This Congress, I have the privilege to serve as the ranking member of the Subcommittee on Communications, Media, and Broadband. Among many other important issues, this assignment allows me to continue my work to hold social media platforms accountable, particularly in the news and information space. Consumers have become increasingly troubled about the way their information is used by social media platforms, and how these sites decide what news and information we see. And there are increasing numbers of anecdotes to suggest that some social media platforms are moderating content in a biased or political way.
Currently, content moderation on social media platforms is governed by Section 230 of the Communications Decency Act, which was enacted into law 25 years ago, long before the advent of social media. Section 230 provides internet sites that host user-generated content – sites like YouTube or Twitter or Facebook – with immunity for the content users post on their sites. For example, if somebody posts a video on YouTube that contains illegal content, YouTube isn’t held legally responsible for that content.
Today, federal law does not require that social media sites be at all accountable to consumers for those content moderation decisions. That’s why I introduced the bipartisan Platform Accountability and Consumer Transparency Act, or the PACT Act. My bill would preserve the benefits of Section 230 – like the internet growth and widespread dissemination of free speech it has enabled – while increasing accountability and consumer transparency around content moderation.

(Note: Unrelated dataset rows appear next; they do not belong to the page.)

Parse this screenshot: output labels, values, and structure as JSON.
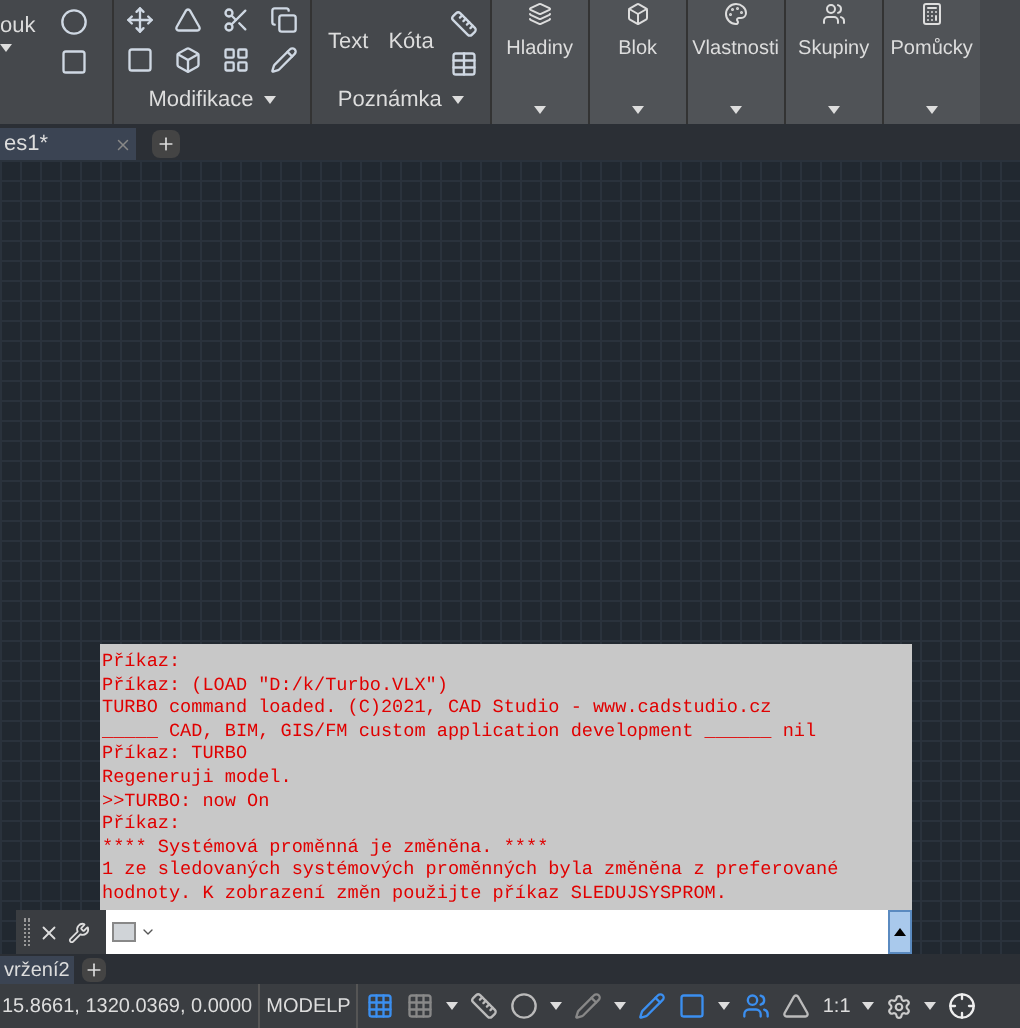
{
  "ribbon": {
    "partial_panel": {
      "label": "ouk"
    },
    "panels": [
      {
        "kind": "icons",
        "label": "Modifikace"
      },
      {
        "kind": "tools",
        "label": "Poznámka",
        "tools": [
          "Text",
          "Kóta"
        ]
      }
    ],
    "big_panels": [
      {
        "label": "Hladiny"
      },
      {
        "label": "Blok"
      },
      {
        "label": "Vlastnosti"
      },
      {
        "label": "Skupiny"
      },
      {
        "label": "Pomůcky"
      }
    ]
  },
  "file_tabs": [
    {
      "label": "es1*",
      "selected": true
    }
  ],
  "command_history": [
    "Příkaz:",
    "Příkaz: (LOAD \"D:/k/Turbo.VLX\")",
    "TURBO command loaded. (C)2021, CAD Studio - www.cadstudio.cz",
    "_____ CAD, BIM, GIS/FM custom application development ______ nil",
    "Příkaz: TURBO",
    "Regeneruji model.",
    ">>TURBO: now On",
    "Příkaz:",
    "**** Systémová proměnná je změněna. ****",
    "1 ze sledovaných systémových proměnných byla změněna z preferované",
    "hodnoty. K zobrazení změn použijte příkaz SLEDUJSYSPROM."
  ],
  "layout_tabs": [
    {
      "label": "vržení2",
      "selected": true
    }
  ],
  "status_bar": {
    "coordinates": "15.8661, 1320.0369, 0.0000",
    "mode": "MODELP",
    "scale": "1:1"
  }
}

Content moderation is certainly not all bad. The problem is that content moderation has been – and largely continues to be – a black box, with consumers having little or no idea how the information they see has been shaped by the sites they’re visiting.
The PACT Act would address this problem by increasing transparency around the content moderation process. Until relatively recently, sites like Facebook and Twitter would remove a user’s post without explanation and without an appeals process. And even as platforms start to shape up their act with regard to transparency and due process, it’s still hard for users to get good information about how content is moderated.

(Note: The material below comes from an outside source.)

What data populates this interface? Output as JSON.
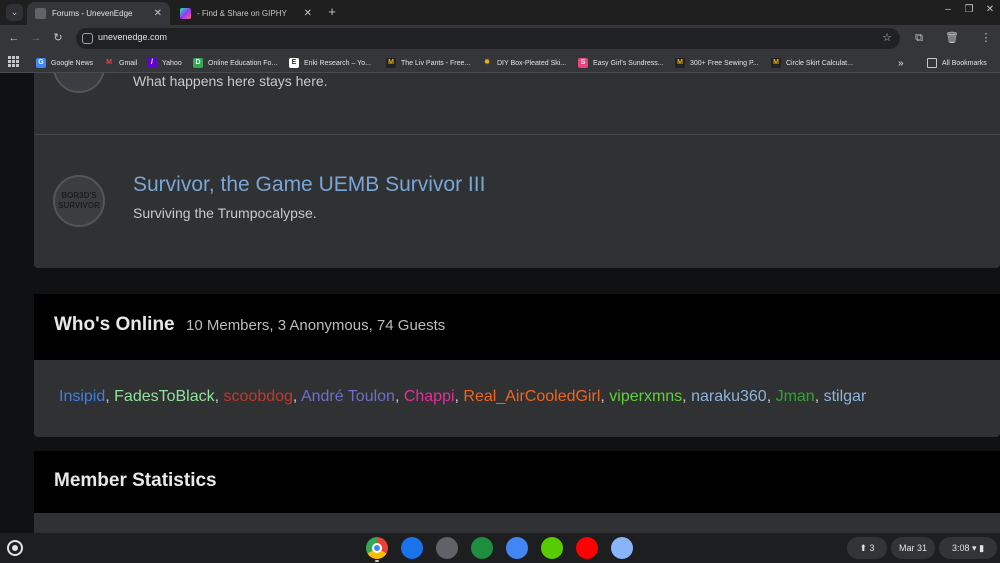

Under the PACT Act, if a site chooses to remove your post, it has to tell you why it made that decision, and it must explain how your post violated the site’s terms of use. The PACT Act would also require sites to have an appeals process – so if Facebook, for example, removes one of your posts, it would not only have to tell you why, but it would have to provide a way for you to appeal that decision.
We’ve seen increased concern lately about news articles being removed from social media sites. Under the PACT Act, a newspaper whose article was posted on Facebook or Twitter and then removed by one of those platforms could challenge Facebook or Twitter, which would have to provide a reason for removing the article and allow the newspaper to appeal the decision.
My legislation would also help us develop the data necessary to demonstrate whether social media platforms are removing content in a biased or political fashion. The PACT Act requires detailed transparency reports every six months from large social media platforms like Twitter and Facebook, which will help to provide the data needed to determine whether and where biased moderation exists.
My bill is a serious, bipartisan approach to the issue of Section 230 reform. It would go a long way toward making social media platforms more accountable to consumers and increasing transparency around the content moderation process.